Some Chinese travel agencies have organized tours to the eight cities and counties for China’s week-long National Day holiday, which began on Saturday and runs through Friday, after the heads of the eight local governments visited China last month.
The tours exclude several destinations normally popular with Chinese tourists, such as the National Palace Museum and Alishan (阿里山).
If the new itineraries are based on recognition of the so-called “1992 consensus” as a foundation for bilateral exchanges, and if Chinese authorities are pulling the strings, it would show the rigidity of the Chinese regime, National Taiwan Normal University political science professor Fan Shih-ping (范世平) said.
The “1992 consensus” — a term former Mainland Affairs Council chairman Su Chi (蘇起) admitted to making up in 2000 — refers to a tacit understanding between the KMT and the Chinese government that both sides of the Taiwan Strait acknowledge that there is “one China,” with each side having its own interpretation of what “China” means.
Even if the new tours target the eight cities and counties, it will be hard for Chinese tourists to stay out of areas governed by the Democratic Progressive Party and avoid contact with pan-green camp supporters, Fan said.
Even worse, if netizens mock the eight cities and counties as being under Chinese control, then Japanese and South Korean tourists might visit other parts of Taiwan, Fan said.
The difficulties of implementing such a policy might make it counterproductive, he said.

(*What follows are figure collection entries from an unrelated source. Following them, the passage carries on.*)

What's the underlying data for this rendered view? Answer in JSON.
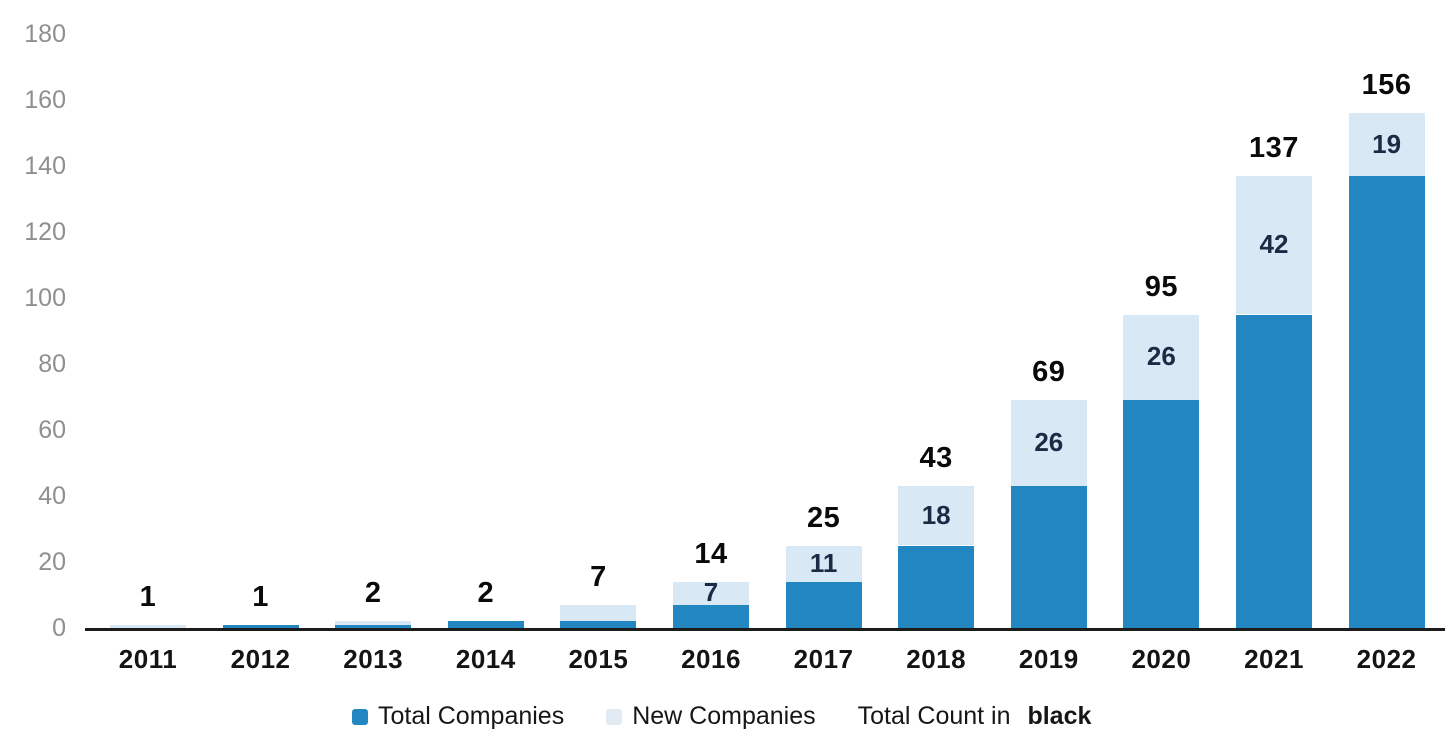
{
  "chart_data": {
    "type": "bar",
    "stacked": true,
    "categories": [
      "2011",
      "2012",
      "2013",
      "2014",
      "2015",
      "2016",
      "2017",
      "2018",
      "2019",
      "2020",
      "2021",
      "2022"
    ],
    "series": [
      {
        "name": "Total Companies",
        "color": "#2286c0",
        "values": [
          0,
          1,
          1,
          2,
          2,
          7,
          14,
          25,
          43,
          69,
          95,
          137
        ]
      },
      {
        "name": "New Companies",
        "color": "#d9e8f5",
        "values": [
          1,
          0,
          1,
          0,
          5,
          7,
          11,
          18,
          26,
          26,
          42,
          19
        ]
      }
    ],
    "total_counts": [
      1,
      1,
      2,
      2,
      7,
      14,
      25,
      43,
      69,
      95,
      137,
      156
    ],
    "segment_labels": [
      "",
      "",
      "",
      "",
      "",
      "7",
      "11",
      "18",
      "26",
      "26",
      "42",
      "19"
    ],
    "ylim": [
      0,
      180
    ],
    "y_ticks": [
      0,
      20,
      40,
      60,
      80,
      100,
      120,
      140,
      160,
      180
    ],
    "grid": false,
    "legend_position": "bottom",
    "xlabel": "",
    "ylabel": ""
  },
  "legend": {
    "total_companies": "Total Companies",
    "new_companies": "New Companies",
    "total_count_prefix": "Total Count in ",
    "total_count_bold": "black"
  },
  "colors": {
    "total_companies": "#2286c0",
    "new_companies": "#d9e8f5",
    "new_legend_swatch": "#e2ebf4",
    "axis_line": "#1c1c1c",
    "y_tick_label": "#8f8f8f",
    "x_tick_label": "#141414",
    "total_label": "#0a0a0a",
    "segment_label": "#1c2b45"
  }
}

Kou Chien-wen (寇健文), a professor of political science in National Chengchi University’s Graduate Institute of East Asian Studies, said that while China might have wanted to teach the DPP central government a lesson, the move might backfire with local tourism operators, who might question why they are being treated unfairly when they have done nothing wrong.
The move will also give people the impression that “if you do not follow China’s orders, it will not associate with you,” and make them think that Beijing’s previously exchanges and engagements with Taiwan were simply political maneuvering, Kou said.
During their trip to Beijing last month, the six KMT and two independent officials who lead New Taipei City, and Miaoli, Hsinchu, Nantou, Taitung, Hualien, Kinmen and Lienchiang counties, met with China’s Taiwan Affairs Office Minister Zhang Zhijun (張志軍) and Chinese People’s Political Consultative Conference Chairman Yu Zhengsheng (俞正聲) on Sept. 18.
At the meeting, Zhang reiterated that the “one China” principle was the political foundation on which cross-strait exchanges will be conducted.
The eight visitors had one thing in common, “they all acknowledge the 1992 consensus, support the peaceful development of cross-strait ties and hope the hard-earned fruit of cross-strait development will be cherished rather than damaged,” he said.
The Chinese authorities also expressed support for the establishment of a liaison center to promote tourism between the eight cities and counties and areas in China.